Ce fut ainsi que je me retrouvai au volant de ma vieille carcasse jaune en direction de la faculté de lettres un vendredi matin. Évidemment, j'étais en retard. Et évidemment, j'étais stressée. Non pas parce que je n'étais pas à l'heure, mais parce que je redoutais de croiser Kaden. Mes mouvements étaient brusques et mes mains crispées sur le volant. Mes nerfs semblaient à vif et un nœud me comprimait l'estomac. Je n'avais jamais ressenti une chose pareille...

Une fois arrivée sur le campus, je garai ma voiture en faisant crisser mes pneus et coupai le moteur avant de m'élancer en courant vers le bâtiment. Je fis demi-tour pour verrouiller la voiture en passant mon badge devant la poignée, ayant à nouveau oublié qu'elle ne se fermait pas automatiquement. Je regardai rapidement autour de moi, constatai que j'étais seule et usai de mes aptitudes pour arriver le plus vite possible en cours. Je m'arrêtai brusquement, repris mon souffle et poussai la porte d'un air décidé. Je m'excusai maladroitement auprès du professeur pour mon léger retard et m'assis près de ma meilleure amie. Elle me regarda avec des étoiles plein les yeux et me serra dans ses bras, heureuse de me retrouver. Jackson se retourna, comme d'habitude, et me servit un sourire ravageur.

« Bon retour parmi nous, joli cœur ! Tu es idiote de revenir un vendredi. Tu aurais pu rester chez toi et revenir lundi, me lança-t-il avec une moue adorable. »

Je lui tirai la langue, ne sachant pas quoi rétorquer d'autre, et me concentrai sur le cours. Ou du moins, je fis mine de m'intéresser à ce que le professeur de philosophie pouvait bien expliquer car mes amis me parlèrent pendant une bonne heure, me relatant tout ce que j'avais manqué et cela me fit du bien d'être à nouveau auprès d'eux. Ils m'avaient manqué.
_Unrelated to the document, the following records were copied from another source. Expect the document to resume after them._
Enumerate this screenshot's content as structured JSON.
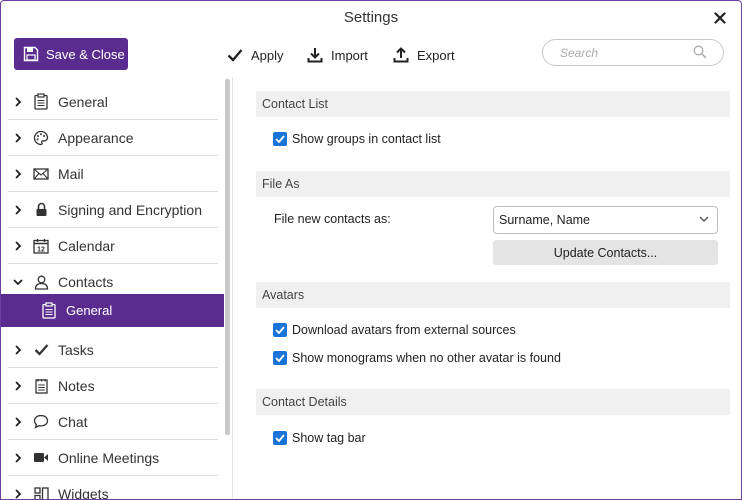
{
  "window": {
    "title": "Settings"
  },
  "toolbar": {
    "save_close_label": "Save & Close",
    "apply_label": "Apply",
    "import_label": "Import",
    "export_label": "Export",
    "search_placeholder": "Search"
  },
  "sidebar": {
    "items": [
      {
        "label": "General",
        "icon": "clipboard-icon"
      },
      {
        "label": "Appearance",
        "icon": "palette-icon"
      },
      {
        "label": "Mail",
        "icon": "envelope-icon"
      },
      {
        "label": "Signing and Encryption",
        "icon": "lock-icon"
      },
      {
        "label": "Calendar",
        "icon": "calendar-icon"
      },
      {
        "label": "Contacts",
        "icon": "person-icon",
        "expanded": true
      },
      {
        "label": "Tasks",
        "icon": "checkmark-icon"
      },
      {
        "label": "Notes",
        "icon": "notepad-icon"
      },
      {
        "label": "Chat",
        "icon": "speech-bubble-icon"
      },
      {
        "label": "Online Meetings",
        "icon": "video-camera-icon"
      },
      {
        "label": "Widgets",
        "icon": "widgets-icon"
      }
    ],
    "active_sub": {
      "label": "General",
      "icon": "clipboard-icon"
    }
  },
  "content": {
    "sections": {
      "contact_list": {
        "title": "Contact List",
        "show_groups": {
          "label": "Show groups in contact list",
          "checked": true
        }
      },
      "file_as": {
        "title": "File As",
        "field_label": "File new contacts as:",
        "select_value": "Surname, Name",
        "update_button": "Update Contacts..."
      },
      "avatars": {
        "title": "Avatars",
        "download": {
          "label": "Download avatars from external sources",
          "checked": true
        },
        "monograms": {
          "label": "Show monograms when no other avatar is found",
          "checked": true
        }
      },
      "contact_details": {
        "title": "Contact Details",
        "tag_bar": {
          "label": "Show tag bar",
          "checked": true
        }
      }
    }
  },
  "colors": {
    "accent": "#5b2c8f",
    "checkbox": "#1a73d6"
  }
}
Après le cours, je discutai avec Jesse lorsque qu'une main se posa sur mon épaule. Cette personne avait de la poigne ! Je sursautai et me retournai, prête à dire ma façon de penser. Mais lorsque je croisai deux magnifiques yeux noisette, mon souffle se coupa net et ma répartie mourut sur mes lèvres. Je fermai les yeux un instant pour reprendre mes esprits avant de fixer à nouveau son visage parfait. J'aurai aimé que Jesse me pince pour être certaine que je ne rêve pas. Ce garçon ne pouvait pas réellement exister tant sa beauté était époustouflante.

« Salut, Lili ! me souffla-t-il de sa voix rauque, qui m'avait, je l'avoue, un peu manqué. »

J'avais espéré ne pas le croiser. Et je m'étais répétée que si je le voyais, je continuerais mon chemin sans m'arrêter, me contentant des habituelles politesses. Mais maintenant que je me retrouvais face à lui, j'étais complètement perdue face à l'intensité de son regard. Je tentai de me redonner contenance, ignorant la douce chaleur qui m'envahit. Mais j'en étais tout bonnement incapable. Quelque chose de... surnaturel m'attirait à lui.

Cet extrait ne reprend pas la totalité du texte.